Phytochemical genomics in Arabidopsis thaliana: A case study for functional identification of flavonoid biosynthesis genes

Abstract

Abstract The completion of the whole genome sequence of Arabidopsis thaliana has made it possible to explore the phytochemical genomics in this species by determining gene-to-metabolite correlation through the comprehensive analysis of metabolite accumulation and gene expression. In this study, flavonoid profiling of wild-type plants and T-DNA insertion mutants was analyzed using ultra-performance liquid chromatography (UPLC)/photodiode array detection (PDA)/electrospray ionization (ESI)/multiple-stage mass spectrometry (MSn). Detailed analysis of the metabolite changes in the mutants suggested the functions of genes that have been mutated. In silico coexpression analysis of genes involved in flavonoid metabolism in Arabidopsis was performed using a publicly available transcriptome database of DNA microarrays.
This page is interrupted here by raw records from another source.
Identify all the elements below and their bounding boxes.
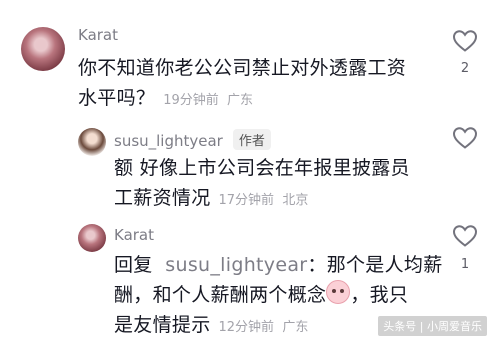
comment-1: Karat 你不知道你老公公司禁止对外透露工资 水平吗？ 19分钟前 广东 2	[0, 0, 499, 112]
comment-time: 17分钟前	[218, 193, 275, 208]
comment-text-line: 工薪资情况	[114, 187, 211, 209]
comment-text: 你不知道你老公公司禁止对外透露工资 水平吗？ 19分钟前 广东	[78, 53, 406, 116]
comment-text-line: 你不知道你老公公司禁止对外透露工资	[78, 57, 407, 79]
heart-outline-icon[interactable]	[452, 29, 478, 53]
avatar[interactable]	[78, 128, 106, 156]
comment-author[interactable]: Karat	[114, 226, 154, 244]
comment-text-line: 是友情提示	[114, 314, 211, 336]
comment-location: 广东	[282, 320, 309, 335]
avatar[interactable]	[21, 27, 65, 71]
reply-to-user[interactable]: susu_lightyear	[165, 254, 307, 276]
comment-time: 12分钟前	[218, 320, 275, 335]
comment-text-line: 额 好像上市公司会在年报里披露员	[114, 157, 410, 179]
comment-text-line: ：那个是人均薪	[307, 254, 443, 276]
comment-time: 19分钟前	[163, 93, 219, 108]
comment-text-line: 酬，和个人薪酬两个概念	[114, 284, 327, 306]
comment-meta: 19分钟前 广东	[163, 93, 253, 108]
like-count: 1	[460, 257, 470, 272]
like-count: 2	[460, 61, 470, 76]
avatar[interactable]	[78, 224, 106, 252]
author-badge: 作者	[232, 129, 271, 150]
reply-prefix: 回复	[114, 254, 153, 276]
comment-location: 广东	[227, 93, 254, 108]
comment-text-line: ，我只	[350, 284, 409, 306]
comment-author[interactable]: susu_lightyear	[114, 132, 223, 150]
comment-text-line: 水平吗？	[78, 87, 156, 109]
heart-outline-icon[interactable]	[452, 224, 478, 248]
comment-author-row: susu_lightyear 作者	[114, 129, 271, 150]
crying-face-emoji	[326, 280, 351, 304]
comment-meta: 12分钟前 广东	[219, 320, 309, 335]
comment-meta: 17分钟前 北京	[219, 193, 309, 208]
comment-author[interactable]: Karat	[78, 26, 118, 44]
comment-text: 额 好像上市公司会在年报里披露员 工薪资情况 17分钟前 北京	[114, 153, 410, 216]
comment-location: 北京	[282, 193, 309, 208]
heart-outline-icon[interactable]	[452, 126, 478, 150]
comment-2: susu_lightyear 作者 额 好像上市公司会在年报里披露员 工薪资情况 1…	[0, 112, 499, 220]
watermark: 头条号 | 小周爱音乐	[378, 316, 487, 336]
We inferred a coexpression framework model of the genes involved in the pathways of flavonol, anthocyanin, and proanthocyanidin synthesis, suggesting specific functions and coregulation of the genes of pathway enzymes and transcription factors. The metabolic profiling of the omt1 mutant lacking a methyltransferase gene narrowed down by the coexpression analysis showed that AtOMT1 (At5g54160) is involved not only in the production of lignins and sinapoyl esters but also in the methylation of flavonols forming isorhamnetin. These results suggest that the functional genomics approach by detailed target-metabolite profiling with transcriptome coexpression analysis provides an efficient way of identifying novel gene functions involved in plant metabolism.